Dual Modelling of Permutation and Injection Problems

TL;DR

This paper investigates primal, dual, and combined modeling approaches for permutation and injection problems, demonstrating that multiple viewpoints with channelling constraints can improve problem-solving effectiveness through extensive theoretical and empirical analysis.

Contribution

It provides a comprehensive comparison of primal, dual, and combined models for permutation and injection problems, highlighting the benefits of multi-viewpoint modeling with channelling constraints.

Findings

Multiple viewpoints often outperform single-view models.

Channelling constraints help maintain consistency and improve solving efficiency.

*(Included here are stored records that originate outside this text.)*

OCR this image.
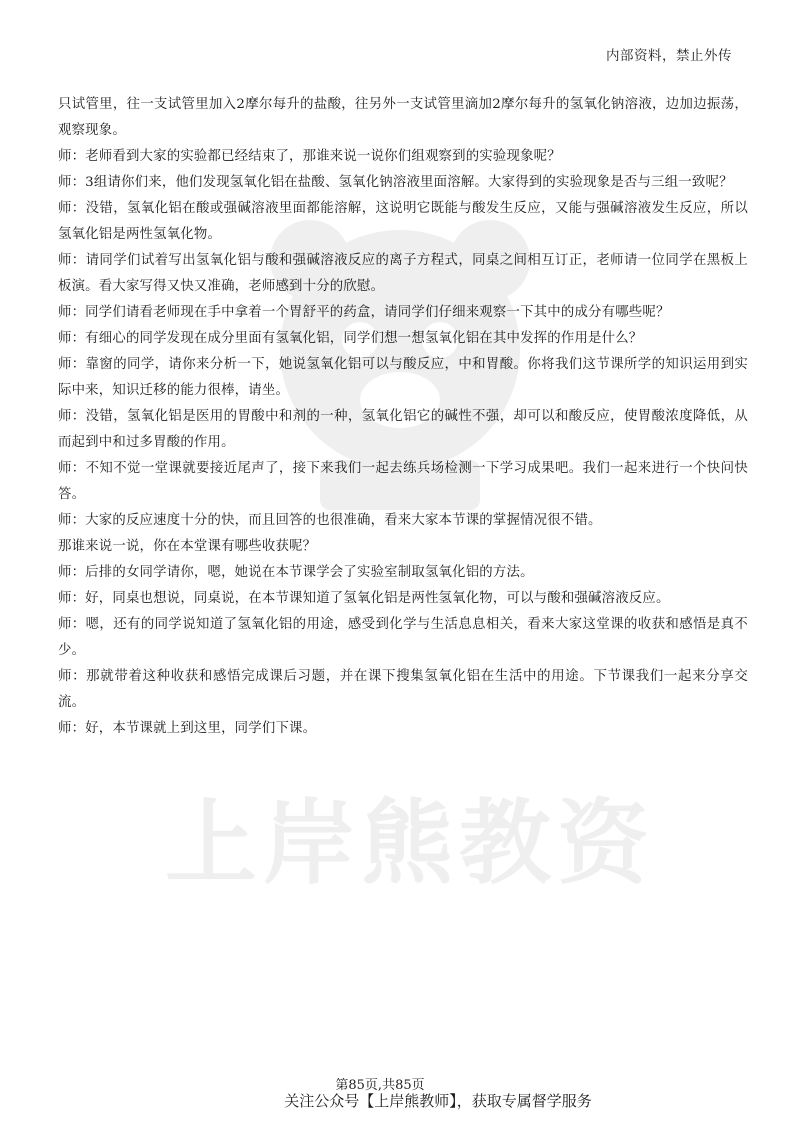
内部资料，禁止外传
上岸熊教资

只试管里，往一支试管里加入2摩尔每升的盐酸，往另外一支试管里滴加2摩尔每升的氢氧化钠溶液，边加边振荡，观察现象。

师：老师看到大家的实验都已经结束了，那谁来说一说你们组观察到的实验现象呢？

师：3组请你们来，他们发现氢氧化铝在盐酸、氢氧化钠溶液里面溶解。大家得到的实验现象是否与三组一致呢？

师：没错，氢氧化铝在酸或强碱溶液里面都能溶解，这说明它既能与酸发生反应，又能与强碱溶液发生反应，所以氢氧化铝是两性氢氧化物。

师：请同学们试着写出氢氧化铝与酸和强碱溶液反应的离子方程式，同桌之间相互订正，老师请一位同学在黑板上板演。看大家写得又快又准确，老师感到十分的欣慰。

师：同学们请看老师现在手中拿着一个胃舒平的药盒，请同学们仔细来观察一下其中的成分有哪些呢？

师：有细心的同学发现在成分里面有氢氧化铝，同学们想一想氢氧化铝在其中发挥的作用是什么？

师：靠窗的同学，请你来分析一下，她说氢氧化铝可以与酸反应，中和胃酸。你将我们这节课所学的知识运用到实际中来，知识迁移的能力很棒，请坐。

师：没错，氢氧化铝是医用的胃酸中和剂的一种，氢氧化铝它的碱性不强，却可以和酸反应，使胃酸浓度降低，从而起到中和过多胃酸的作用。

师：不知不觉一堂课就要接近尾声了，接下来我们一起去练兵场检测一下学习成果吧。我们一起来进行一个快问快答。

师：大家的反应速度十分的快，而且回答的也很准确，看来大家本节课的掌握情况很不错。

那谁来说一说，你在本堂课有哪些收获呢？

师：后排的女同学请你，嗯，她说在本节课学会了实验室制取氢氧化铝的方法。

师：好，同桌也想说，同桌说，在本节课知道了氢氧化铝是两性氢氧化物，可以与酸和强碱溶液反应。

师：嗯，还有的同学说知道了氢氧化铝的用途，感受到化学与生活息息相关，看来大家这堂课的收获和感悟是真不少。

师：那就带着这种收获和感悟完成课后习题，并在课下搜集氢氧化铝在生活中的用途。下节课我们一起来分享交流。

师：好，本节课就上到这里，同学们下课。

第85页,共85页
关注公众号【上岸熊教师】，获取专属督学服务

The methodology aids in selecting effective constraint models.

Abstract

When writing a constraint program, we have to choose which variables should be the decision variables, and how to represent the constraints on these variables. In many cases, there is considerable choice for the decision variables. Consider, for example, permutation problems in which we have as many values as variables, and each variable takes an unique value. In such problems, we can choose between a primal and a dual viewpoint. In the dual viewpoint, each dual variable represents one of the primal values, whilst each dual value represents one of the primal variables. Alternatively, by means of channelling constraints to link the primal and dual variables, we can have a combined model with both sets of variables. In this paper, we perform an extensive theoretical and empirical study of such primal, dual and combined models for two classes of problems: permutation problems and injection problems. Our results show that it often be advantageous to use multiple viewpoints, and to have constraints which channel between them to maintain consistency. They also illustrate a general methodology for comparing different constraint models.